= Dave Lockwood (tiddlywinks) =

American tiddlywinks player

David Lockwood (born ) is an American tiddlywinks player. He has won 41 national and world tiddlywinks titles.

==Biography==
Lockwood attended college at Massachusetts Institute of Technology (MIT), graduating in 1975.
Lockwood's professional career was as an airplane executive.
As of 1978, he was an economic forecaster for Pan Am.
In 1988, he gave his profession as aviation specialist with Booz Allen Hamilton.
He worked as an economist for Gulf Air, an airline based in Bahrain as of 1994.
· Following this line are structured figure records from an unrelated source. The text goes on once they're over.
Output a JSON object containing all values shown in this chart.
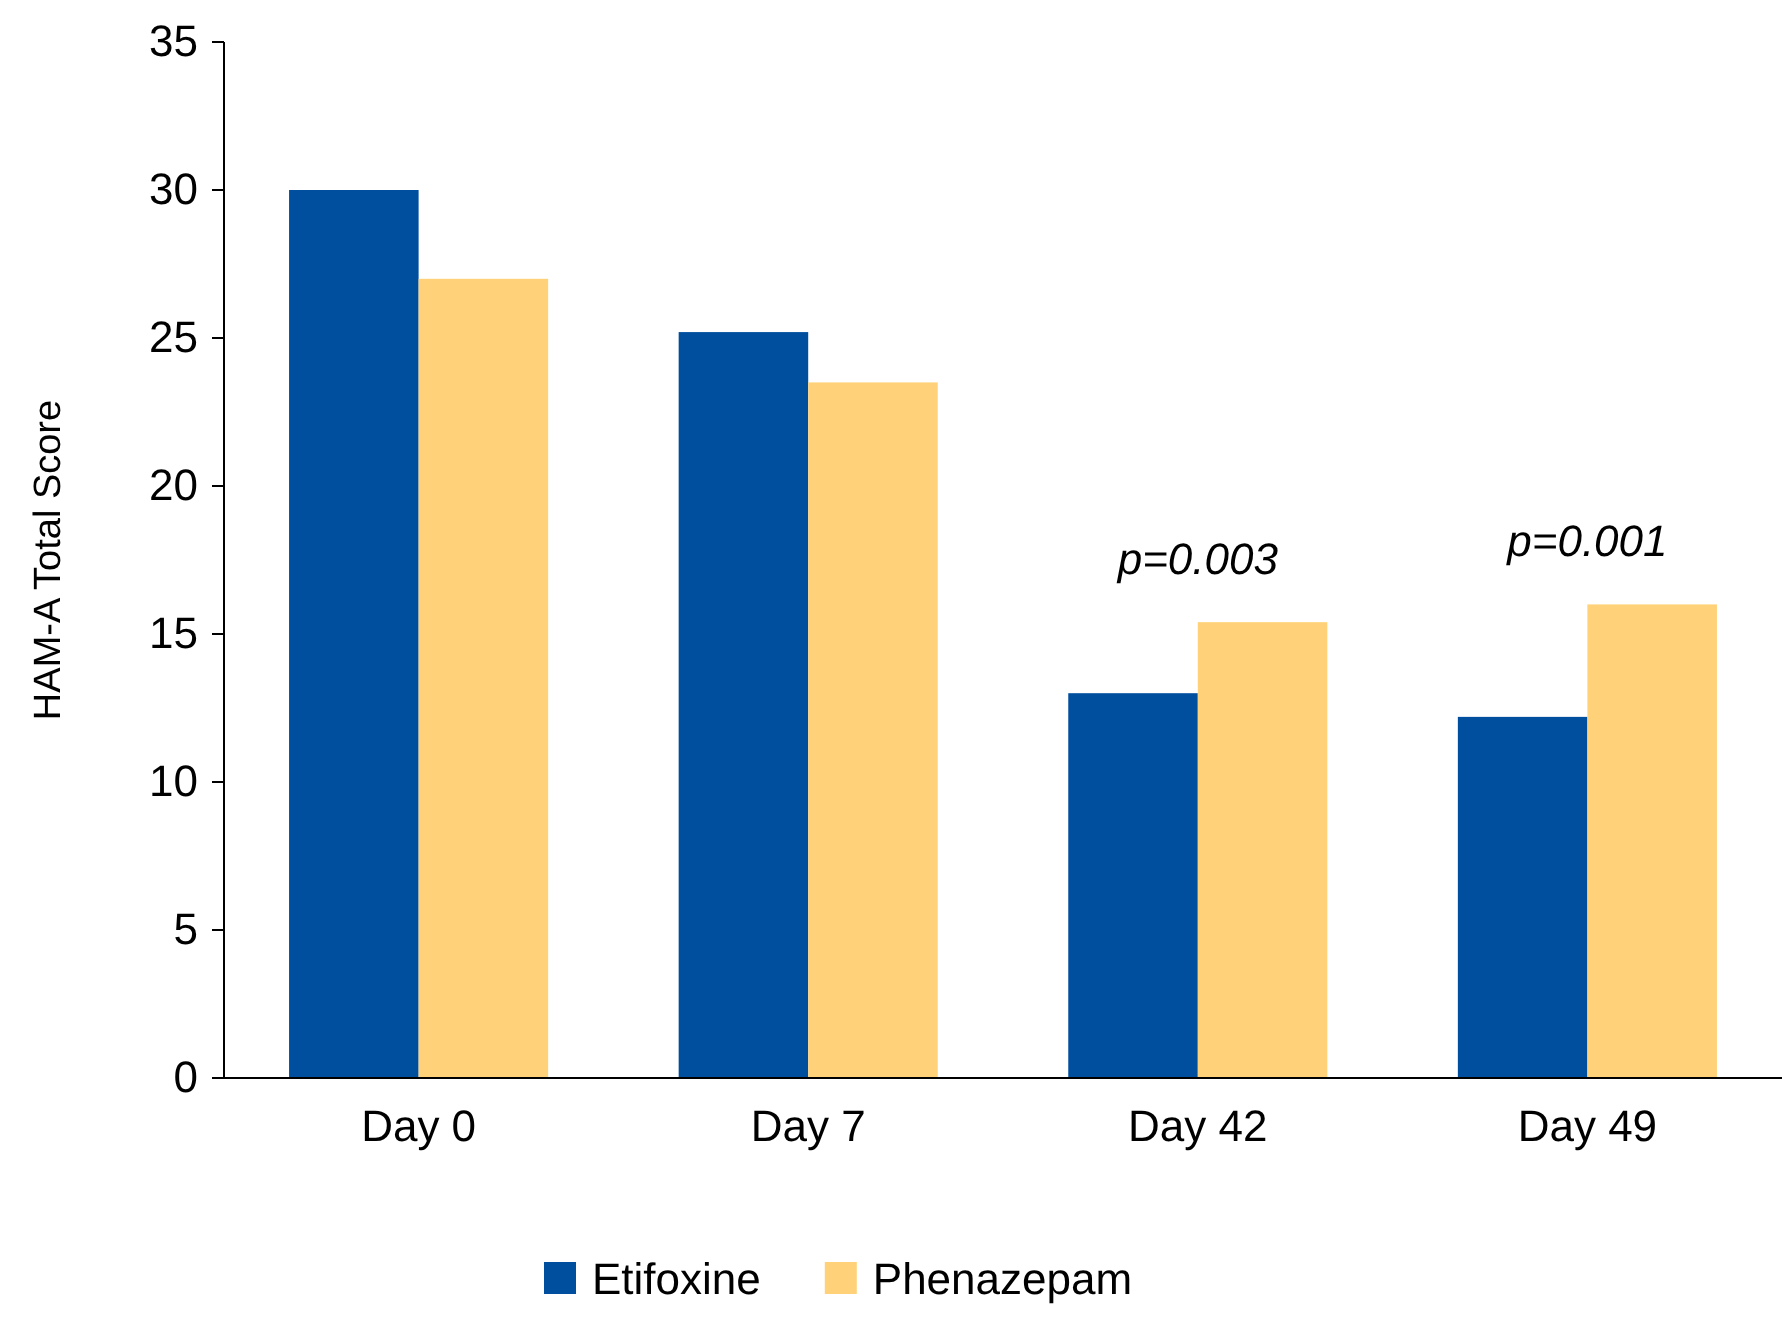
{
  "chart_data": {
    "type": "bar",
    "ylabel": "HAM-A Total Score",
    "categories": [
      "Day 0",
      "Day 7",
      "Day 42",
      "Day 49"
    ],
    "series": [
      {
        "name": "Etifoxine",
        "color": "#004f9f",
        "values": [
          30,
          25.2,
          13,
          12.2
        ]
      },
      {
        "name": "Phenazepam",
        "color": "#ffd27a",
        "values": [
          27,
          23.5,
          15.4,
          16
        ]
      }
    ],
    "ylim": [
      0,
      35
    ],
    "yticks": [
      0,
      5,
      10,
      15,
      20,
      25,
      30,
      35
    ],
    "grid": false,
    "legend": "bottom",
    "annotations": [
      "p=0.003",
      "p=0.001"
    ]
  }
}
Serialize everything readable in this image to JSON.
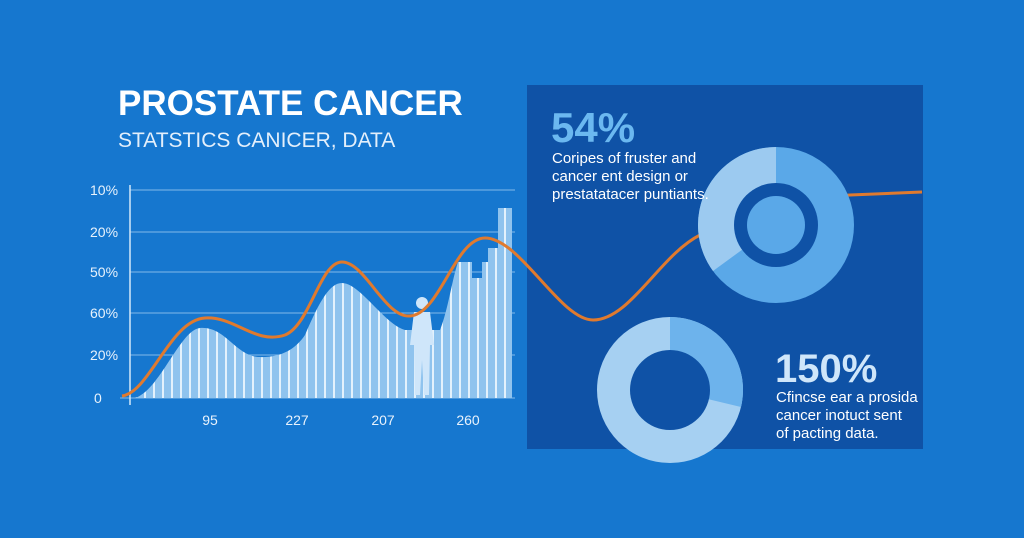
{
  "title": "PROSTATE CANCER",
  "subtitle": "STATSTICS CANICER, DATA",
  "y_axis_labels": [
    "10%",
    "20%",
    "50%",
    "60%",
    "20%",
    "0"
  ],
  "x_axis_labels": [
    "95",
    "227",
    "207",
    "260"
  ],
  "stats": [
    {
      "value": "54%",
      "lines": [
        "Coripes of fruster and",
        "cancer ent design or",
        "prestatatacer puntiants."
      ]
    },
    {
      "value": "150%",
      "lines": [
        "Cfincse ear a prosida",
        "cancer inotuct sent",
        "of pacting data."
      ]
    }
  ]
}
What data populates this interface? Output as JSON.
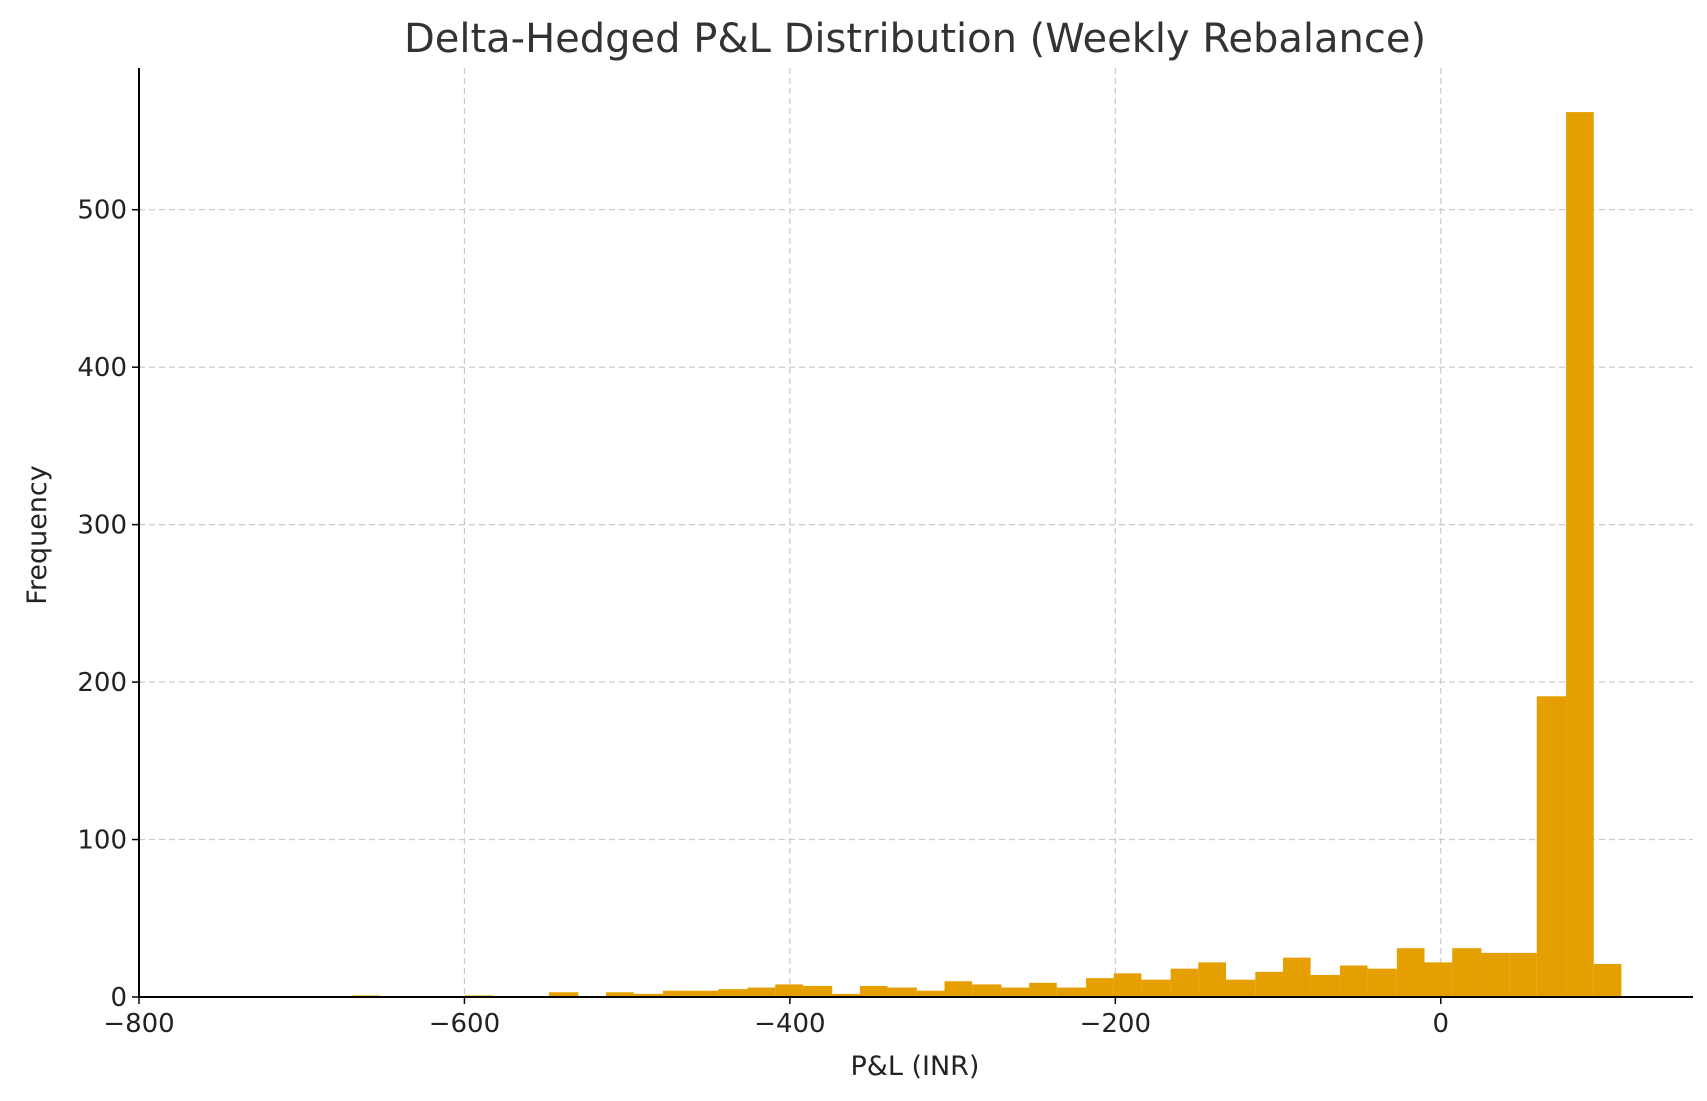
{
  "chart_data": {
    "type": "bar",
    "title": "Delta-Hedged P&L Distribution (Weekly Rebalance)",
    "xlabel": "P&L (INR)",
    "ylabel": "Frequency",
    "xlim": [
      -800,
      155
    ],
    "ylim": [
      0,
      590
    ],
    "xticks": [
      -800,
      -600,
      -400,
      -200,
      0
    ],
    "xtick_labels": [
      "−800",
      "−600",
      "−400",
      "−200",
      "0"
    ],
    "yticks": [
      0,
      100,
      200,
      300,
      400,
      500
    ],
    "ytick_labels": [
      "0",
      "100",
      "200",
      "300",
      "400",
      "500"
    ],
    "grid": true,
    "bar_color": "#E69F00",
    "bins": [
      {
        "x0": -669,
        "x1": -652,
        "count": 1
      },
      {
        "x0": -652,
        "x1": -634,
        "count": 0
      },
      {
        "x0": -634,
        "x1": -617,
        "count": 0
      },
      {
        "x0": -617,
        "x1": -600,
        "count": 0
      },
      {
        "x0": -600,
        "x1": -582,
        "count": 1
      },
      {
        "x0": -582,
        "x1": -565,
        "count": 0
      },
      {
        "x0": -565,
        "x1": -548,
        "count": 0
      },
      {
        "x0": -548,
        "x1": -530,
        "count": 3
      },
      {
        "x0": -530,
        "x1": -513,
        "count": 0
      },
      {
        "x0": -513,
        "x1": -496,
        "count": 3
      },
      {
        "x0": -496,
        "x1": -478,
        "count": 2
      },
      {
        "x0": -478,
        "x1": -461,
        "count": 4
      },
      {
        "x0": -461,
        "x1": -444,
        "count": 4
      },
      {
        "x0": -444,
        "x1": -426,
        "count": 5
      },
      {
        "x0": -426,
        "x1": -409,
        "count": 6
      },
      {
        "x0": -409,
        "x1": -392,
        "count": 8
      },
      {
        "x0": -392,
        "x1": -374,
        "count": 7
      },
      {
        "x0": -374,
        "x1": -357,
        "count": 2
      },
      {
        "x0": -357,
        "x1": -340,
        "count": 7
      },
      {
        "x0": -340,
        "x1": -322,
        "count": 6
      },
      {
        "x0": -322,
        "x1": -305,
        "count": 4
      },
      {
        "x0": -305,
        "x1": -288,
        "count": 10
      },
      {
        "x0": -288,
        "x1": -270,
        "count": 8
      },
      {
        "x0": -270,
        "x1": -253,
        "count": 6
      },
      {
        "x0": -253,
        "x1": -236,
        "count": 9
      },
      {
        "x0": -236,
        "x1": -218,
        "count": 6
      },
      {
        "x0": -218,
        "x1": -201,
        "count": 12
      },
      {
        "x0": -201,
        "x1": -184,
        "count": 15
      },
      {
        "x0": -184,
        "x1": -166,
        "count": 11
      },
      {
        "x0": -166,
        "x1": -149,
        "count": 18
      },
      {
        "x0": -149,
        "x1": -132,
        "count": 22
      },
      {
        "x0": -132,
        "x1": -114,
        "count": 11
      },
      {
        "x0": -114,
        "x1": -97,
        "count": 16
      },
      {
        "x0": -97,
        "x1": -80,
        "count": 25
      },
      {
        "x0": -80,
        "x1": -62,
        "count": 14
      },
      {
        "x0": -62,
        "x1": -45,
        "count": 20
      },
      {
        "x0": -45,
        "x1": -27,
        "count": 18
      },
      {
        "x0": -27,
        "x1": -10,
        "count": 31
      },
      {
        "x0": -10,
        "x1": 7,
        "count": 22
      },
      {
        "x0": 7,
        "x1": 25,
        "count": 31
      },
      {
        "x0": 25,
        "x1": 42,
        "count": 28
      },
      {
        "x0": 42,
        "x1": 59,
        "count": 28
      },
      {
        "x0": 59,
        "x1": 77,
        "count": 191
      },
      {
        "x0": 77,
        "x1": 94,
        "count": 562
      },
      {
        "x0": 94,
        "x1": 111,
        "count": 21
      }
    ]
  }
}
Lockwood began playing tiddlywinks during his freshman year at MIT.
He signed up to play the game as a joke after viewing it in the student handbook.
He plays using the nickname "The Dragon", alluding to the fact that he was born in the Year of the Dragon.
Lockwood has won 41 national and world tiddlywinks titles.
He has additionally won five international titles competing as a duo with Larry Kahn.
Lockwood and Kahn frequently compete against each other, with Sports Illustrated comparing their rivalry to that of Muhammad Ali and Joe Frazier.
In 1979, Lockwood held the record for most consecutive shots "potted" (made into the cup) without missing, at 722.
In 1988, he and Kahn held the world record for the fewest shots taken (21) to pot 12 winks from the corner of a standard wink table.

Lockwood is involved in coordinating and organizing tiddlywinks events and tournaments, and was the head of the International Federation of Tiddlywinks Associations.

==Personal life==
Lockwood married Deja Lockwood and has five children, all of whom he taught how to play tiddlywinks.

His third child, Max, became one of the youngest tiddlywinks players to win a national title, which he did at age 12 by winning the North American Pairs championship in 2001, competing in a team with his father.